Media urges Zimbabwe to cut ties with Australia

By Staff
|
Google Oneindia News

HARARE, Aug 29 (Reuters) Zimbabwe's leading state-run newspaper accused Australia today of trying to oust President Robert Mugabe and urged the Zimbabwean government to expel Australian diplomats.

Australia, the United States and Britain have been outspoken critics of Mugabe, imposing sanctions against his government and calling for free and fair elections.

The Herald accused Australia of plotting to oust Mugabe as part of a ''British racist plot'' to install the main opposition Movement for Democratic Change (MDC).

''Diplomatic relations with Australia cannot be salvaged anymore under the present Australian regime of John Howard. The only remaining option for Zimbabwe is to shut down our mission in Sydney and order the Australian embassy in Harare to pack up and go,'' said the newspaper.

''We have nothing to lose by closing our mission in Sydney and kicking out the reactionaries they post here at three-year intervals.'' Mugabe, 83, has ruled Zimbabwe since winning power in 1980, after decades of British colonial rule.

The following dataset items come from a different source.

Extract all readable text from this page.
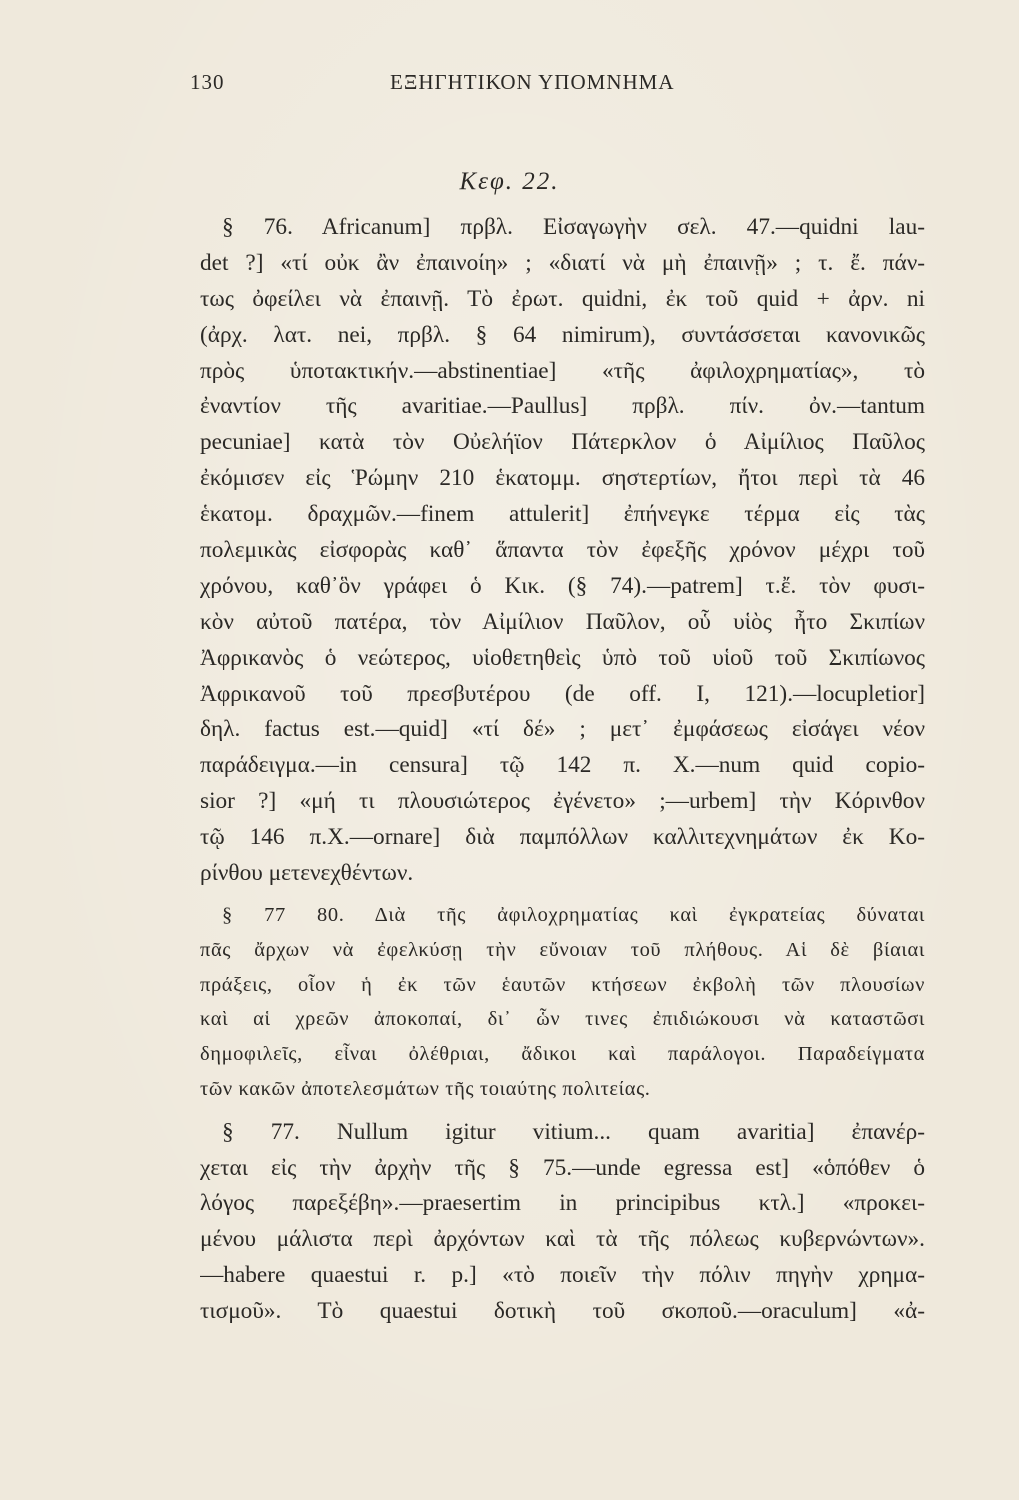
130	ΕΞΗΓΗΤΙΚΟΝ ΥΠΟΜΝΗΜΑ
Κεφ. 22.
§ 76. Africanum] πρβλ. Εἰσαγωγὴν σελ. 47.—quidni lau-
det ?] «τί οὐκ ἂν ἐπαινοίη» ; «διατί νὰ μὴ ἐπαινῇ» ; τ. ἔ. πάν-
τως ὀφείλει νὰ ἐπαινῇ. Τὸ ἐρωτ. quidni, ἐκ τοῦ quid + ἀρν. ni
(ἀρχ. λατ. nei, πρβλ. § 64 nimirum), συντάσσεται κανονικῶς
πρὸς ὑποτακτικήν.—abstinentiae] «τῆς ἀφιλοχρηματίας», τὸ
ἐναντίον τῆς avaritiae.—Paullus] πρβλ. πίν. ὀν.—tantum
pecuniae] κατὰ τὸν Οὐελήϊον Πάτερκλον ὁ Αἰμίλιος Παῦλος
ἐκόμισεν εἰς Ῥώμην 210 ἑκατομμ. σηστερτίων, ἤτοι περὶ τὰ 46
ἑκατομ. δραχμῶν.—finem attulerit] ἐπήνεγκε τέρμα εἰς τὰς
πολεμικὰς εἰσφορὰς καθ᾽ ἅπαντα τὸν ἐφεξῆς χρόνον μέχρι τοῦ
χρόνου, καθ᾽ὃν γράφει ὁ Κικ. (§ 74).—patrem] τ.ἔ. τὸν φυσι-
κὸν αὐτοῦ πατέρα, τὸν Αἰμίλιον Παῦλον, οὗ υἱὸς ἦτο Σκιπίων
Ἀφρικανὸς ὁ νεώτερος, υἱοθετηθεὶς ὑπὸ τοῦ υἱοῦ τοῦ Σκιπίωνος
Ἀφρικανοῦ τοῦ πρεσβυτέρου (de off. I, 121).—locupletior]
δηλ. factus est.—quid] «τί δέ» ; μετ᾽ ἐμφάσεως εἰσάγει νέον
παράδειγμα.—in censura] τῷ 142 π. Χ.—num quid copio-
sior ?] «μή τι πλουσιώτερος ἐγένετο» ;—urbem] τὴν Κόρινθον
τῷ 146 π.Χ.—ornare] διὰ παμπόλλων καλλιτεχνημάτων ἐκ Κο-
ρίνθου μετενεχθέντων.
§ 77 80. Διὰ τῆς ἀφιλοχρηματίας καὶ ἐγκρατείας δύναται
πᾶς ἄρχων νὰ ἐφελκύσῃ τὴν εὔνοιαν τοῦ πλήθους. Αἱ δὲ βίαιαι
πράξεις, οἷον ἡ ἐκ τῶν ἑαυτῶν κτήσεων ἐκβολὴ τῶν πλουσίων
καὶ αἱ χρεῶν ἀποκοπαί, δι᾽ ὧν τινες ἐπιδιώκουσι νὰ καταστῶσι
δημοφιλεῖς, εἶναι ὀλέθριαι, ἄδικοι καὶ παράλογοι. Παραδείγματα
τῶν κακῶν ἀποτελεσμάτων τῆς τοιαύτης πολιτείας.
§ 77. Nullum igitur vitium... quam avaritia] ἐπανέρ-
χεται εἰς τὴν ἀρχὴν τῆς § 75.—unde egressa est] «ὁπόθεν ὁ
λόγος παρεξέβη».—praesertim in principibus κτλ.] «προκει-
μένου μάλιστα περὶ ἀρχόντων καὶ τὰ τῆς πόλεως κυβερνώντων».
—habere quaestui r. p.] «τὸ ποιεῖν τὴν πόλιν πηγὴν χρημα-
τισμοῦ». Τὸ quaestui δοτικὴ τοῦ σκοποῦ.—oraculum] «ἀ-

Critics have accused the nationalist leader in recent years of pushing Zimbabwe into an economic collapse by pursuing policies such as seizing white-owned farms for landless blacks.

Mugabe denies allegations of widespread human rights abuses and accuses Western powers of working with the MDC to oust him.

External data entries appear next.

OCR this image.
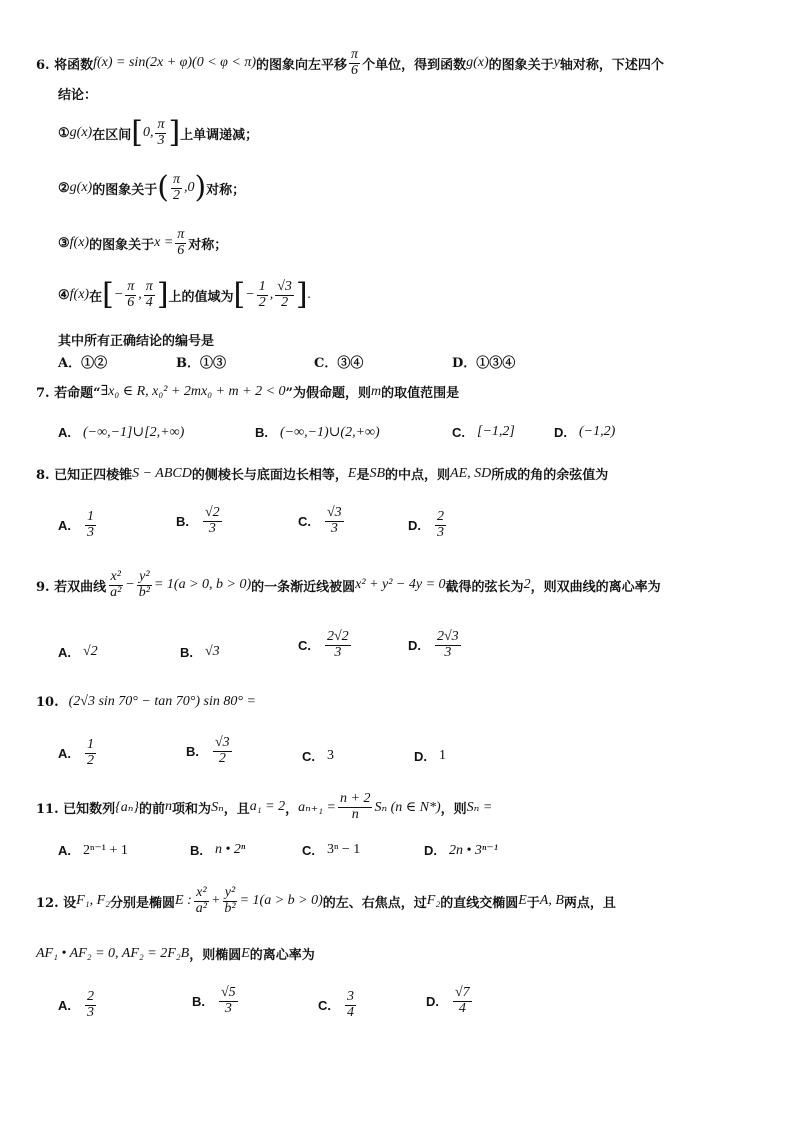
6. 将函数 f(x) = sin(2x + φ)(0 < φ < π) 的图象向左平移 $\frac{\pi}{6}$ 个单位，得到函数 g(x) 的图象关于 y 轴对称，下述四个
结论：
① g(x) 在区间 [ 0, $\frac{\pi}{3}$ ] 上单调递减；
② g(x) 的图象关于 ( $\frac{\pi}{2} ,0$ ) 对称；
③ f(x) 的图象关于 $x = \frac{\pi}{6}$ 对称；
④ f(x) 在 [ − $\frac{\pi}{6}$ , $\frac{\pi}{4}$ ] 上的值域为 [ − $\frac{1}{2}$ , $\frac{√3}{2}$ ] .
其中所有正确结论的编号是
A．①②	B．①③	C．③④	D．①③④
7. 若命题“ ∃x₀ ∈ R, x₀² + 2mx₀ + m + 2 < 0 ”为假命题，则 m 的取值范围是
A. (−∞,−1]∪[2,+∞)	B. (−∞,−1)∪(2,+∞)	C. [−1,2]	D. (−1,2)
8. 已知正四棱锥 S − ABCD 的侧棱长与底面边长相等， E 是 SB 的中点，则 AE, SD 所成的角的余弦值为
A. $\frac{1}{3}$	B. $\frac{√2}{3}$	C. $\frac{√3}{3}$	D. $\frac{2}{3}$
9. 若双曲线 $\frac{\text{x²}}{\text{a²}} - \frac{\text{y²}}{\text{b²}} = 1(a > 0$, b > 0) 的一条渐近线被圆 x² + y² − 4y = 0 截得的弦长为 2 ，则双曲线的离心率为
A. √2	B. √3	C. $\frac{2√2}{3}$	D. $\frac{2√3}{3}$
10. (2√3 sin 70° − tan 70°) sin 80° =
A. $\frac{1}{2}$	B. $\frac{√3}{2}$	C. 3	D. 1
11. 已知数列 {aₙ} 的前 n 项和为 Sₙ ，且 a₁ = 2 ， $a_{n+1} = \frac{n + 2}{n}$ Sₙ (n ∈ N*) ，则 Sₙ =
A. 2ⁿ⁻¹ + 1	B. n • 2ⁿ	C. 3ⁿ − 1	D. 2n • 3ⁿ⁻¹
12. 设 F₁, F₂ 分别是椭圆 E : $\frac{\text{x²}}{\text{a²}} + \frac{\text{y²}}{\text{b²}} = 1(a > b > 0)$ 的左、右焦点，过 F₂ 的直线交椭圆 E 于 A, B 两点，且
AF₁ • AF₂ = 0, AF₂ = 2F₂B ，则椭圆 E 的离心率为
A. $\frac{2}{3}$	B. $\frac{√5}{3}$	C. $\frac{3}{4}$	D. $\frac{√7}{4}$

Sanctions appeared to have done little to weaken Mugabe, who is taking measures to tighten his grip on power ahead of presidential and parliamentary elections next year.

In March, Mugabe said Western powers who criticised his clampdown on the opposition could ''go hang'' and threatened to kick out Western diplomats critical of his rule.

Australian Foreign Minister Alexander Downer and Zimbabwean opposition leader Morgan Tsvangirai urged African nations, especially South Africa, yesterday to stand up to Mugabe and encourage him to hold free and fair elections.

South African President Thabo Mbeki, who is mediating between the Harare government and the MDC, and other African leaders have been muted in their criticism of Mugabe.

Tsvangirai, whose campaigning against Mugabe has seen him and other opposition members beaten by Zimbabwean police, is due to hold talks with Howard this week.

In a comment in the Herald, Mugabe's spokesman, George Charamba, said Tsvangirai had ''decided to sacrifice ongoing negotiations under the aegis of President Mbeki by patronising white Australia''.